Justin's light snoring breaks through seconds later and I am positive he's asleep.

I place my hand on his cheek before scooting out of his embrace.

"I'm sorry," I whisper.

****

It is times like this, that I wish I could watch TV, and like coffee.

But there is no TV in this apartment and coffee is disgusting, no matter how many times I've tried to force myself to like it.

My bare toes stick to the hardwood flooring as I tiptoe away from Justin and out of our bedroom. I take one last look at him, before closing the door, not completely, behind myself and starting down the dark hallway. I haven't been in this apartment long, but I could navigate it even if I were blind. The dark doesn't bother me now, Justin has taught me that not only demons hide in it, but sometimes it is soothing to just disappear behind the shadows.

Sometimes, not always, it is okay to cease to exist.
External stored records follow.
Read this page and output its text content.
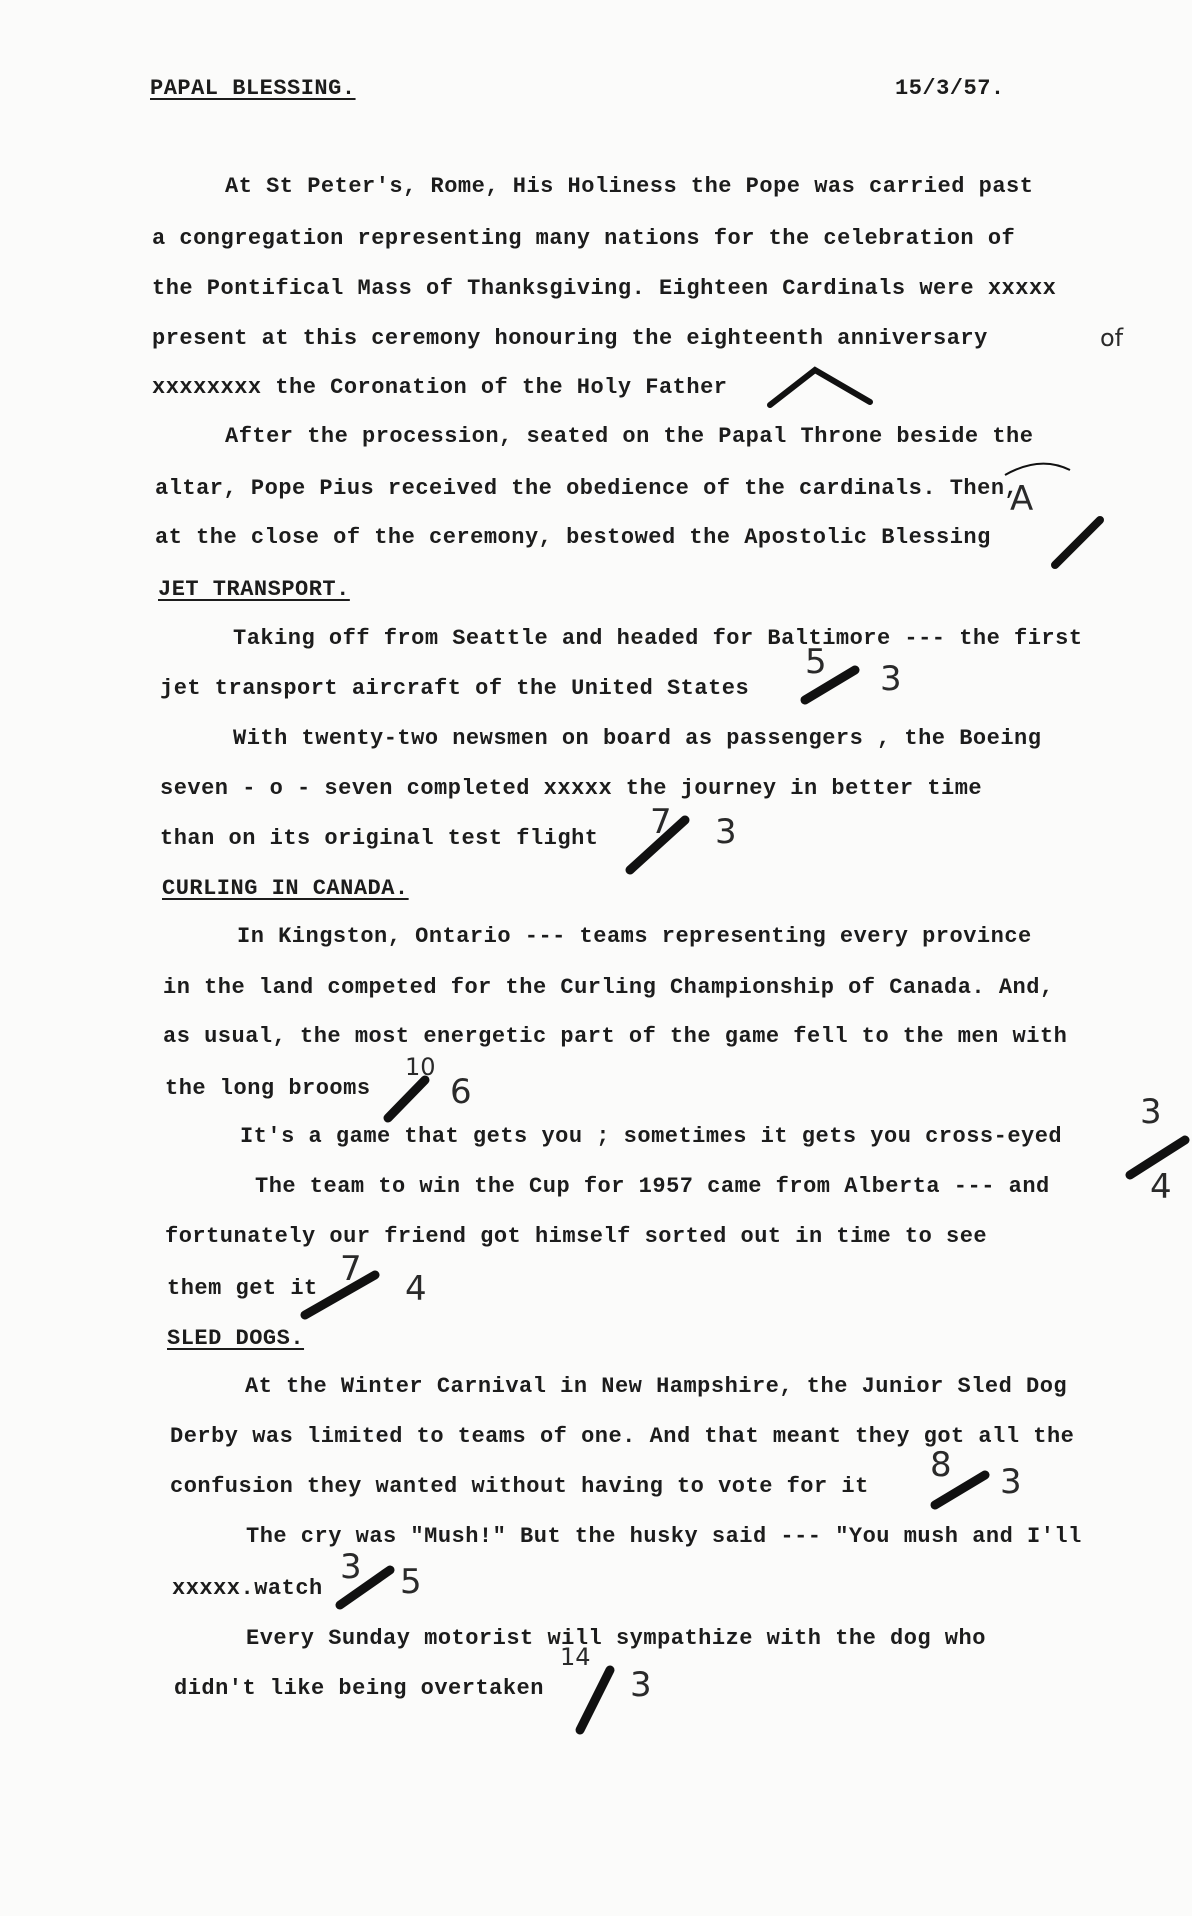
PAPAL BLESSING.	15/3/57.
At St Peter's, Rome, His Holiness the Pope was carried past
a congregation representing many nations for the celebration of
the Pontifical Mass of Thanksgiving. Eighteen Cardinals were xxxxx
present at this ceremony honouring the eighteenth anniversary
xxxxxxxx the Coronation of the Holy Father
After the procession, seated on the Papal Throne beside the
altar, Pope Pius received the obedience of the cardinals. Then,
at the close of the ceremony, bestowed the Apostolic Blessing
JET TRANSPORT.
Taking off from Seattle and headed for Baltimore --- the first
jet transport aircraft of the United States
With twenty-two newsmen on board as passengers , the Boeing
seven - o - seven completed xxxxx the journey in better time
than on its original test flight
CURLING IN CANADA.
In Kingston, Ontario --- teams representing every province
in the land competed for the Curling Championship of Canada. And,
as usual, the most energetic part of the game fell to the men with
the long brooms
It's a game that gets you ; sometimes it gets you cross-eyed
The team to win the Cup for 1957 came from Alberta --- and
fortunately our friend got himself sorted out in time to see
them get it
SLED DOGS.
At the Winter Carnival in New Hampshire, the Junior Sled Dog
Derby was limited to teams of one. And that meant they got all the
confusion they wanted without having to vote for it
The cry was "Mush!" But the husky said --- "You mush and I'll
xxxxx.watch
Every Sunday motorist will sympathize with the dog who
didn't like being overtaken
of
A
5 3
7 3
10
6	3
4
7 4
8 3
3 5
14
3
But all I want to do right now, is relive what Justin and I just did.

I feel alive.

The light in the bathroom blinds me, but I slowly let the light wash away my darkened eyesight, before I'm starring at myself in the mirror. I used to wonder who I was and what I was going to be and do, but now I'm content on the unknown. I like the person I have become, even though sometimes it seems all for not, something keeps us on this path and I wouldn't change it for the world.

I lean over the counter, supporting myself on the palms of my hands as I lean closer toward the mirror. My reflection surprises me, when I smile.

It's the kind of smile that makes you wish you had the strength to stop it, because following it are the body tingles and those damn butterflies that never seem to leave. The kind of smile that makes you wrap your arms around your own shoulders and hug yourself. The smile where your eyes are closed and you aren't thinking about anything, but instead focusing on how happy you truly are.

Happiness.

The state of bliss. The embellishment of being wrapped in a blanket of heavenly love.

My fingers move up from the countertops to run over my neck, then along my jawline. Justin's kisses are still so fresh on my body, I swear I can feel them. My fingers pick up every inch of where Jay's lips had once been.

Then, just as move my left had around to rub the back of my neck, moving my hair over to the side, do I feel the cool burn of something on my skin. I pull my hand away from my neck, to look at my fingers and there it is, right where I left it when we were in the car.

Justin's ring.

Or my ring.

When I was little, I always thought my boyfriend would propose to me when we were both out of college, living in an apartment together and spending long nights together after hectic work days. I never thought that the boy who would propose to me would be when I am only eighteen; hardly an adult and more a child than anything else.